The Supreme Court of Canada in Ottawa. Stock image.

A federal environmental law that regulates natural-resource projects in the provinces is unconstitutional, the Supreme Court ruled 5-2 on Friday.

The Impact Assessment Act took effect in August, 2019. It enables Ottawa to regulate energy, mining and other project proposals based on effects that fall into federal jurisdiction – such as on Indigenous peoples, birds, fish, and climate change.

Alberta referred the question of the law’s constitutionality to the province’s Court of Appeal, which ruled 4-1 last year that the law violated provincial jurisdiction. The federal government appealed the ruling to the Supreme Court.

The Supreme Court majority said that, while federalism – the sharing of power between Ottawa and the provinces – includes co-operation and flexibility, courts should not erode the constitutional balance of the Canadian federal state.

After analyzing the complex workings of the 2019 law, the majority said it gives federal authorities the power to place a project permanently on hold for reasons that go beyond effects within federal jurisdiction. In essence, it said that instead of simply assessing adverse effects, it would be deciding whether a project as a whole is in the public interest. And that, said the majority, is “an unconstitutional arrogation of power by Parliament.”

As a hypothetical example, it set out a mining project with negative effects on fisheries. The mining project is provincial, the fisheries a federal responsibility. The potential harm to the fishery “serves as the gateway to making a decision about the public interest in the project as a whole,” Chief Justice Richard Wagner wrote. He was joined by the lone Alberta judge on the court, Justice Sheilah Martin, and Justice Malcolm Rowe, Justice Suzanne Côté and Justice Nicholas Kasirer.

The dissenters – Justice Andromache Karakatsanis and Justice Mahmud Jamal, the only two Ontario judges among the seven who heard the case – stressed the importance of a flexible approach to federalism and the environment, and said courts should presume the law will be administered in accordance with the constitution’s division of powers, and not find it unconstitutional because it could conceivably be misused.

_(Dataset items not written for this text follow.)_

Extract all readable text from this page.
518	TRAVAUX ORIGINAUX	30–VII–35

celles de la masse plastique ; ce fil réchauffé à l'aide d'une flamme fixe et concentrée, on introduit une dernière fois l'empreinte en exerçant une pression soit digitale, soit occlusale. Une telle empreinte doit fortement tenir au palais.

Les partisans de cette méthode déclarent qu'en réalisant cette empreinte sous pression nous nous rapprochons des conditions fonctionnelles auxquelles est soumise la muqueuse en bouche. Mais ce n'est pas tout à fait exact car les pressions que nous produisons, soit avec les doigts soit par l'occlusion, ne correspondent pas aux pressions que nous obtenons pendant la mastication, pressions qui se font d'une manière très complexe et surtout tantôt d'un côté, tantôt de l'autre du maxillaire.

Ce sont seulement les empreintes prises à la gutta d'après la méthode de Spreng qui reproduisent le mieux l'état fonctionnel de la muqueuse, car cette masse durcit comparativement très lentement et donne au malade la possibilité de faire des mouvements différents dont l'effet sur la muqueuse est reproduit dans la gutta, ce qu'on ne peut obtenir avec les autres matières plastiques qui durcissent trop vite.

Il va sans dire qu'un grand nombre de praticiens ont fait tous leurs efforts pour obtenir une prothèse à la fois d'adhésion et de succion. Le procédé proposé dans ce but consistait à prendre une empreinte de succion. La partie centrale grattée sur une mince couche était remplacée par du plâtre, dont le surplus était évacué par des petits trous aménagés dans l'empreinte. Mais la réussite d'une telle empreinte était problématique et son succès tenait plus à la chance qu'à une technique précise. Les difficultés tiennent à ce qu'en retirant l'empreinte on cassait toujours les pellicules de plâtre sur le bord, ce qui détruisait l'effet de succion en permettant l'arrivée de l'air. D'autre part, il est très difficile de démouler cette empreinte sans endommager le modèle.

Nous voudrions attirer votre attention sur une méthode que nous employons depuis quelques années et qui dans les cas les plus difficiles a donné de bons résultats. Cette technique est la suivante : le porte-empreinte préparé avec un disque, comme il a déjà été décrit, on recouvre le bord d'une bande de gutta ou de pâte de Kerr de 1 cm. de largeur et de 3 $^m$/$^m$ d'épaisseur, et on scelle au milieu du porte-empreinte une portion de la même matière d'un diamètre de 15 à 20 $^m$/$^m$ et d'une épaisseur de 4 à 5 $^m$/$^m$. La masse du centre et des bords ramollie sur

Because the ruling came in a reference case – a case in which a province asked for an opinion – the ruling is considered advisory, rather than binding. But advisory rulings from the Supreme Court carry great weight and in practice shape government policy.

The case was about the basic rules of the Canadian federation, as established in the country’s founding 1867 constitution, and in additions made in 1982. The 1867 constitution did not spell out whether Ottawa or the province is responsible for environmental protection, but gave control over property and civil rights to the provinces. In 1982, new provisions in the constitution gave provinces control over natural-resource projects. The Supreme Court said the environment is a shared responsibility.

The importance of the case is reflected by the near-record 29 intervenors participating, including seven provinces. Quebec and Ontario were among those who opposed the law. The majority in the Alberta Court of Appeal ruling called the Impact Assessment Act an “existential threat. . . to Canada itself.” Dissenting, Justice Sheila Greckol wrote: “Our planet is on fire, and we need water – not heat.”